Natuurlijk is het leuk als een zanger Beethoven, Rossini, Weber, Auber, Meyerbeer, Spontini en Wagner niet alleen goed kan zingen, maar er ook nog eens een cd van 85 minuten mee vult. Vocaal klinkt het ook allemaal heel gezond, soms ook heel indrukwekkend, met af en toe een (misschien iets te) imposante baritonale laagte, maar het blijft allemaal een beetje hetzelfde. Niet dat ik wil vervallen in een term als 'één pot nat', maar ietwat recht toe, recht aan is het wel. Ruim tachtig minuten vocale eenheidsworst - maar wel van een goede slager!

De fragmenten op deze cd zijn afkomstig uit verschillende vocale culturen in een periode met grote stilistische verschillen tussen de diverse operacentra, met zelfs verschillen in zangtechniek. Zij omspannen precies de decennia waarover Rossini reflecteert in de beroemde verslagen van Edmond Michotte. Het was de periode waarin de Italiaanse componist een dermate sterke achteruitgang van het bel canto constateerde, dat diverse commentatoren veronderstellen dat hierin de belangrijkste oorzaak lag van het feit dat hij na Guillaume Tell een punt achter zijn operacarrière zette.

Zowel van dat probleem als van het feit dat de fragmenten op deze cd uit verschillende muzikale culturen stammen, is in de zang van Spyres niets te horen. Van subtiele bel canto-nuances in de muziek van Méhul, Rossini of of Bellini is evenmin sprake als van klankverschil tussen Duitse, Italiaanse en Franse vocalistiek. Zo zingt Spyres Rossini en Bellini alsof het Verdi is - maar zonder de kleuren en de nuances in het middenregister van een Verdi-specialist als Carlo Bergonzi.
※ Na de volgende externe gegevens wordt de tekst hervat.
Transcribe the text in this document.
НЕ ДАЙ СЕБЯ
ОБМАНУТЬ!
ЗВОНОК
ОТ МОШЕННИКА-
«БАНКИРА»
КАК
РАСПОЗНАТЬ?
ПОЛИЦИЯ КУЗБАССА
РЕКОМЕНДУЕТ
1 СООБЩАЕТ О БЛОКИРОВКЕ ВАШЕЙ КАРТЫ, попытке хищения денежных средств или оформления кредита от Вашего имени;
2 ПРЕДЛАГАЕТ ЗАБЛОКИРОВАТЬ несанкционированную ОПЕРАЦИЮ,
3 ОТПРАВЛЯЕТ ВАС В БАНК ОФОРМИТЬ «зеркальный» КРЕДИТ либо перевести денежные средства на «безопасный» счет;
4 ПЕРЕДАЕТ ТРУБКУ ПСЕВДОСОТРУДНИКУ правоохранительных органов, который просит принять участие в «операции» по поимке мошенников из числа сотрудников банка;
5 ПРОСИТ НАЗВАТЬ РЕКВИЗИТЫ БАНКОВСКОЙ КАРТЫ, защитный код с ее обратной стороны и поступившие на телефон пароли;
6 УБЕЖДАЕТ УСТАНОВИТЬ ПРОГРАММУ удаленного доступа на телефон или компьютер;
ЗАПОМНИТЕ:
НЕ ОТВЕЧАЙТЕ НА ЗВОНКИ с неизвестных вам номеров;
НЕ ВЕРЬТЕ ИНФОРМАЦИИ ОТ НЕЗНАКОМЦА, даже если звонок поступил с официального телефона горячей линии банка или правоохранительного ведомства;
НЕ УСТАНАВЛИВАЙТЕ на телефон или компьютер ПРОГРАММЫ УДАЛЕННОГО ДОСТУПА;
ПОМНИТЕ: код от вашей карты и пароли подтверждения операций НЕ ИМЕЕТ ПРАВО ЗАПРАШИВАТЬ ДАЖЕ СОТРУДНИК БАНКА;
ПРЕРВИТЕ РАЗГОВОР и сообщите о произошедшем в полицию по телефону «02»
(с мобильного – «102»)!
In het Franse repertoire lijkt zowel zijn uitspraak als zijn frasering heel authentiek, maar wie zoekt naar meer idiomatische zang met enerzijds verschillende nasalen en effecten op basis van een voix mixte, en anderzijds het kenmerkende declamatorische element in de Franse zang, komt bedrogen uit. Ik hoor hier ook geen vertolker voor wie de tekst, de stijl en het karakter van het personage op de eerste plaats komen. Er was een tijd waarin een zanger zijn carrière maanden onderbrak om bijvoorbeeld stilistisch verantwoord van het Italiaanse op het Franse repertoire over te stappen. Hier lijken soms alleen de taal en de namen van de componisten te verschillen.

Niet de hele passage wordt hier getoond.